Question

Consider the system $$ d x / d t=a x[1-(y / 2)], \quad d y / d t=b y[-1+(x / 3)] $$ where \(a\) and \(b\) are positive constants. Observe that this system is the same as in the example in the text if \(a=1\) and \(b=0.75 .\) Suppose the initial conditions are \(x(0)=5\) and \(y(0)=2\) (a) Let \(a=1\) and \(b=1 .\) Plot the trajectory in the phase plane and determine (or cstimate) the period of the oscillation. (b) Repeat part (a) for \(a=3\) and \(a=1 / 3,\) with \(b=1\) (c) Repeat part (a) for \(b=3\) and \(b=1 / 3,\) with \(a=1\) (d) Describe how the period and the shape of the trajectory depend on \(a\) and \(b\).

Short answer

Answer: The period and shape of the trajectory depend on the values of a and b such that varying these parameters results in different oscillation patterns. By plotting the trajectories for different values of a and b, we can observe how the period of oscillation and shape of the trajectory are affected. In general, changing the values of a and b will lead to changes in the period and trajectory shape, highlighting the critical role these parameters play in the oscillating system's behavior.

Step-by-step solution

Part (a) - Plot trajectories and estimate the period of oscillation for a=1 and b=1

To plot the trajectory, we can use a numerical solver to obtain the solution to the system of differential equations for the given initial conditions \(x(0) = 5\) and \(y(0) = 2\) and a =1, b=1. After obtaining the trajectory, we can visualize the result to analyze the period of oscillation.
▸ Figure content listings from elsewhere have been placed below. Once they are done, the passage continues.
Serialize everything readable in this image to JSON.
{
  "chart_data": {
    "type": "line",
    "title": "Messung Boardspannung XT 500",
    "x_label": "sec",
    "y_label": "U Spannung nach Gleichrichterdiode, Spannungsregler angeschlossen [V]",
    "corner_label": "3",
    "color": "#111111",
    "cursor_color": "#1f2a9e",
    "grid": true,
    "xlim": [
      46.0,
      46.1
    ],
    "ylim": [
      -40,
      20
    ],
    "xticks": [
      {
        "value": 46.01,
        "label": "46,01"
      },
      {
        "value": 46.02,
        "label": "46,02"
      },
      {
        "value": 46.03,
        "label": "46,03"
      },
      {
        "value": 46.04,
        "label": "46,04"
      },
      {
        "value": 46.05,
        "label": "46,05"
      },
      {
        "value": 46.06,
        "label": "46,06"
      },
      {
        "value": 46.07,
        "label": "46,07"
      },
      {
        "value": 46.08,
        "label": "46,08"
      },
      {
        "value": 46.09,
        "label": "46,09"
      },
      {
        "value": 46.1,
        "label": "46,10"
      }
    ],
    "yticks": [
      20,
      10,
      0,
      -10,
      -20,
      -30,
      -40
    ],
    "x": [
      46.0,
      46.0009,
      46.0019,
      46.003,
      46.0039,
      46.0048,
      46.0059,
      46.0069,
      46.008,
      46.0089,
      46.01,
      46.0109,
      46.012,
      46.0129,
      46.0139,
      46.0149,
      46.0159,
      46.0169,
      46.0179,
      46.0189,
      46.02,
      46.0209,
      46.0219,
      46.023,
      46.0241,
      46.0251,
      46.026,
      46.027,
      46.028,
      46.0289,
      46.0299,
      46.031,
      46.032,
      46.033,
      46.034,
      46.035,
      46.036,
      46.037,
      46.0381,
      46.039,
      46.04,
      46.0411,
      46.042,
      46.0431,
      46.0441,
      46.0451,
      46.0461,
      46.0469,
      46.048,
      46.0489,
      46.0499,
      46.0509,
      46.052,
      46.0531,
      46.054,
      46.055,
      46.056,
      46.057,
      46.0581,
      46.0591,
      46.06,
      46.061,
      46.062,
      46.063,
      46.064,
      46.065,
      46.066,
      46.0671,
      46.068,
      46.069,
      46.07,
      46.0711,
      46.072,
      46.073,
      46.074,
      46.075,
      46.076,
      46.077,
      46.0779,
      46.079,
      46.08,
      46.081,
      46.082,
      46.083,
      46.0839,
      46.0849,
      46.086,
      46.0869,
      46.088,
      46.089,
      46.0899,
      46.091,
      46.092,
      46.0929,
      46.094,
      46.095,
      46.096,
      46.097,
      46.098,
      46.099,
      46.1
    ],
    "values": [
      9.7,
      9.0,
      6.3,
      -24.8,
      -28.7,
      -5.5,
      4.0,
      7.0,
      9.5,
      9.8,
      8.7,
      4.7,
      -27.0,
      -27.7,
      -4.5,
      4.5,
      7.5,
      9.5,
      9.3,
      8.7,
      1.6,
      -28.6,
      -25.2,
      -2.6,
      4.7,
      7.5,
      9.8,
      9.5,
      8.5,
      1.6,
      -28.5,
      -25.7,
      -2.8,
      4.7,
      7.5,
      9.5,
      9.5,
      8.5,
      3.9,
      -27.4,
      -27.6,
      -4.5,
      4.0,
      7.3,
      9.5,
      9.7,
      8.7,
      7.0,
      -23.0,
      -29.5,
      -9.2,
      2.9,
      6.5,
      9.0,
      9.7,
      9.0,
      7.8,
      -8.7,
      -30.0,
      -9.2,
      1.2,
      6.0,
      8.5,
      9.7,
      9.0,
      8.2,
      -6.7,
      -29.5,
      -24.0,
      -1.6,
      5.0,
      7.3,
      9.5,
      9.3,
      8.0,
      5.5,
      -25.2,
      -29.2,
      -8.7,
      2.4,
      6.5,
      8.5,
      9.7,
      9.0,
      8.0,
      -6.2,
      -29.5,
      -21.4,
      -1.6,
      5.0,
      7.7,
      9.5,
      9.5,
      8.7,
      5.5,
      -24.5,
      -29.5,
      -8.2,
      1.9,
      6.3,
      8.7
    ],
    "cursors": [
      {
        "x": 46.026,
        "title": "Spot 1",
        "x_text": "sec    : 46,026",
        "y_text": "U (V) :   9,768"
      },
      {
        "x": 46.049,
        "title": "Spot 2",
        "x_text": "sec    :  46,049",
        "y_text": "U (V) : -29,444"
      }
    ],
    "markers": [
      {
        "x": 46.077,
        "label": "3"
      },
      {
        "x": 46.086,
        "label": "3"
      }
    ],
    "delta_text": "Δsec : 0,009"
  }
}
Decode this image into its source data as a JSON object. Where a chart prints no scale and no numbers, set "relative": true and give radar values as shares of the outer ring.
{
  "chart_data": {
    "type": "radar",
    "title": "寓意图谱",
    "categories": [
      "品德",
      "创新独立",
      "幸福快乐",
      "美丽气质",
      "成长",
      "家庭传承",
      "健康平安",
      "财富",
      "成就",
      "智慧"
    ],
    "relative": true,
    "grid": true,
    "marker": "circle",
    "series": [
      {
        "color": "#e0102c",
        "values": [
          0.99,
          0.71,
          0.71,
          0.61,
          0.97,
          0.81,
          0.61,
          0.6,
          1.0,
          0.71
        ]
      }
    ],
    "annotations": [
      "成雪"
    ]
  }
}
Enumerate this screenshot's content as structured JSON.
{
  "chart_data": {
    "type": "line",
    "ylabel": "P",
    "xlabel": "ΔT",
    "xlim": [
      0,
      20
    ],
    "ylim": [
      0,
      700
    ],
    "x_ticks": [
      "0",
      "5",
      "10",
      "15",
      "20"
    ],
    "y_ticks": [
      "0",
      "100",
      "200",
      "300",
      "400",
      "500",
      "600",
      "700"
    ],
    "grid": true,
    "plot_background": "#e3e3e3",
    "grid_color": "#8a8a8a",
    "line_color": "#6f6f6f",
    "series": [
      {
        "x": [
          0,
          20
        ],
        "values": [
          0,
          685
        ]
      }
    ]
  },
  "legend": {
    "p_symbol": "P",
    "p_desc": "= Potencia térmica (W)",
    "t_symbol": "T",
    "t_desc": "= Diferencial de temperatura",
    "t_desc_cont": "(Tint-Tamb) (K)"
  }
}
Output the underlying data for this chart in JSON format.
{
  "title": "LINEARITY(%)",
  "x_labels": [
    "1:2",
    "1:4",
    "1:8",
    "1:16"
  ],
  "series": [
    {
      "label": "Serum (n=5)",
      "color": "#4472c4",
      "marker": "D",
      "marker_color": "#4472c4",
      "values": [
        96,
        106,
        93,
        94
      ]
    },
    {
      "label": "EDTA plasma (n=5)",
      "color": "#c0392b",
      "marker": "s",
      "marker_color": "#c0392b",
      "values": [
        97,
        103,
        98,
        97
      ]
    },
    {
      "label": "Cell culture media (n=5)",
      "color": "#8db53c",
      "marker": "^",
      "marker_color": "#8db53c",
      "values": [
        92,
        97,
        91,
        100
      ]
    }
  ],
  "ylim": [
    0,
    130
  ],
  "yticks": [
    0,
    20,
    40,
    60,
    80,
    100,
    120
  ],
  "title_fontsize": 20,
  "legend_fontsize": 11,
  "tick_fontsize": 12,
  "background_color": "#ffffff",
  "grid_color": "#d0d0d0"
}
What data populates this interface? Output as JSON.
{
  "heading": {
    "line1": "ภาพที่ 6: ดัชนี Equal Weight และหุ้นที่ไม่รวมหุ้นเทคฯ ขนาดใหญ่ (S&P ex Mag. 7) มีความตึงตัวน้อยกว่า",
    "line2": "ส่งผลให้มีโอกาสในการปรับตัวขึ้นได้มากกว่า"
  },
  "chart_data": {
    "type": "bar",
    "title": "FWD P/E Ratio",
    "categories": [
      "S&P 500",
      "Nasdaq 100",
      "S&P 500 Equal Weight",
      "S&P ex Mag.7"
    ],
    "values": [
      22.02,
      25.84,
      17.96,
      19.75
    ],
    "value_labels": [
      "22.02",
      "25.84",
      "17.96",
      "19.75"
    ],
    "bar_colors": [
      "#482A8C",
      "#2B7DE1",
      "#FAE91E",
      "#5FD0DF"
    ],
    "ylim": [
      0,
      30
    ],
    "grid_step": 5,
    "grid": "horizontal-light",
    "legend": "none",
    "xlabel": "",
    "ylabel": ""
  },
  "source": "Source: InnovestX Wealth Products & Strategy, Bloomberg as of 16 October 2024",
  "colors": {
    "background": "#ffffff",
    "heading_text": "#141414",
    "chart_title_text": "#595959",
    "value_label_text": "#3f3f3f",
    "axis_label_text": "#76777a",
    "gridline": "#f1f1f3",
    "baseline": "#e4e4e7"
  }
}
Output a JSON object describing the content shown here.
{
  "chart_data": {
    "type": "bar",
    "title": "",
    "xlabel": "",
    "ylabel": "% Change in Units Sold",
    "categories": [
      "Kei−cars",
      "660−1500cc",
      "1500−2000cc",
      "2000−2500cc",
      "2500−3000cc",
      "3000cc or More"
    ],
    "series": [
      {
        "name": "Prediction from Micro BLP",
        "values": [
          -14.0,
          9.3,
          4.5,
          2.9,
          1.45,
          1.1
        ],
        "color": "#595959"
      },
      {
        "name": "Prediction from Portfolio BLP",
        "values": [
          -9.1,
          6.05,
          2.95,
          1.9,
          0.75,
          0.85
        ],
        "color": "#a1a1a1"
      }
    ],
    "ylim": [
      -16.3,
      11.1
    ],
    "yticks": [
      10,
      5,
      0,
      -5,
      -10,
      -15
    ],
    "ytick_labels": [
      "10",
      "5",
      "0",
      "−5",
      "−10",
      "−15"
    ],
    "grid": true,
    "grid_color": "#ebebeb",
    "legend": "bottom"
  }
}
Part (b) - Plot trajectories with a=3 and a=1/3, keeping b=1

To understand the effect of varying \(a\), we need to plot the trajectories in the phase plane for a=3 and a=1/3, making sure we keep b=1. We can repeat the same process as in part (a), but this time with different values of \(a\).

Part (c) - Plot trajectories with b=3 and b=1/3, keeping a=1

Now we want to analyze the effect of varying \(b\). To do this, we need to plot trajectories for b=3 and b=1/3, while keeping a=1 constant. We can repeat the same process as in previous parts, just changing the values of \(b\) instead.

Part (d) - Describe the dependence of period and trajectory shape on a and b

After plotting the trajectories for different values of \(a\) and \(b\), we can describe how the period and shape of the trajectory depend on these parameters. By analyzing the graphs, it is possible to draw conclusions about how varying \(a\) and \(b\) affect the period of oscillation and the shape of the trajectories.